The tears came to his eyes.

Mistily, he saw the bird hopping up onto Judd’s forearm – and Judd was smiling now, his serious, dignified smile, people said like his father’s.

Judah Steiner’s eyes were so filled with tears that he couldn’t see any more. He felt the tears roll down his face.

By then already a legendary figure, Jonathan Wilk devoted more time to lecturing, writing, philosophizing than to the law. In a courtroom, he was purely and simply a great plea-maker. None like him has since arisen. Though from a technical point of view he was an amazing cross-examiner, dogged, devious, even cunning when necessary, his spectacular qualities emerged on the simplest level of pleading for human compassion. He spoke of himself as a materialist, but I suppose what came through was the heart of a mystic, a man of great soul who sought to open the souls of other men.

He had become famous as a labour lawyer in a great railway strike.

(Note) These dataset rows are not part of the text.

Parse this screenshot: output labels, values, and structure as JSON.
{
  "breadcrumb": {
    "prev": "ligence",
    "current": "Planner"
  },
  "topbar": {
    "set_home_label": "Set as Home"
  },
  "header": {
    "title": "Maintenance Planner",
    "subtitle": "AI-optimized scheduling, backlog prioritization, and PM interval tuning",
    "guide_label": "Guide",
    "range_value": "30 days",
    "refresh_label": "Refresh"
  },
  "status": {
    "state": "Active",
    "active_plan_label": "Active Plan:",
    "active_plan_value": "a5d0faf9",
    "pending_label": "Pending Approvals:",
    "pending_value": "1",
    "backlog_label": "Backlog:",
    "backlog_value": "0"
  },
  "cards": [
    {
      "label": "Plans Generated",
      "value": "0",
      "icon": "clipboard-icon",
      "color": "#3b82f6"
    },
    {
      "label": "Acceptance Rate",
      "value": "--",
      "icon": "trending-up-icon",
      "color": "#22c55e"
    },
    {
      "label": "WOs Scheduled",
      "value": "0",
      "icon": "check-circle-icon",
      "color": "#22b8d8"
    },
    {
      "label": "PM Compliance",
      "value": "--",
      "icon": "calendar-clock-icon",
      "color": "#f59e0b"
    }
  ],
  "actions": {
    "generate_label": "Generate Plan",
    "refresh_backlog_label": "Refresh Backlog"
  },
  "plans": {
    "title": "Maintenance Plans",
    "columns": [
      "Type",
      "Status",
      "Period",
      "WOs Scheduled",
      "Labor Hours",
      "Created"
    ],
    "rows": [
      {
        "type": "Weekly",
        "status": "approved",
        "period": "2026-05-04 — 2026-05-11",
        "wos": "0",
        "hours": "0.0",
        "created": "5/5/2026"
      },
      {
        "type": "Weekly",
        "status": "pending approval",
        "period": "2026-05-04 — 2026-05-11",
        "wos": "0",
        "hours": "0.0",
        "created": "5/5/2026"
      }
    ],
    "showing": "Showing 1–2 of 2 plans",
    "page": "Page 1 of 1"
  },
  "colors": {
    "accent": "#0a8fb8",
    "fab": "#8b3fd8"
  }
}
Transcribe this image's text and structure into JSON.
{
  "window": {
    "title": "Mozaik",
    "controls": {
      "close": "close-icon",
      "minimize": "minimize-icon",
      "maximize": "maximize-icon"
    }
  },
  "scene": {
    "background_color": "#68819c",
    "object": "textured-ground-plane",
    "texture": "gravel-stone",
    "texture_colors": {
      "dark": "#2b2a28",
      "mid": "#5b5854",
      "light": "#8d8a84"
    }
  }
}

For an entire generation he had defended labour leaders accused of violence. In a frame-up, Wilk had been completely broken and nearly disbarred; he had then regained his career in an endless series of trials, defending criminals, defending underdogs, defending Negroes, defending; defending. He was a reformer, sometimes an iconoclast, an awakener, and he had lived long enough to become a legend.

His body was beginning to show weariness – rheumatic spells sometimes kept him bedridden for weeks. Wilk resided in a third-floor walk-up overlooking the university and the park. The stairs were too much, but he would not abandon the apartment, with its magnificent view.

Gerald Straus led the way up the stairs. James Straus and Max Steiner had come with him.

Mrs. Wilk herself came to the door, a compact woman, with a humorous mouth, quick eyes. They told her who they were.

Wilk had heard the bell; he was sitting up in bed. Gerald Straus said, “We’ve come to you as the only man who can save our boys.”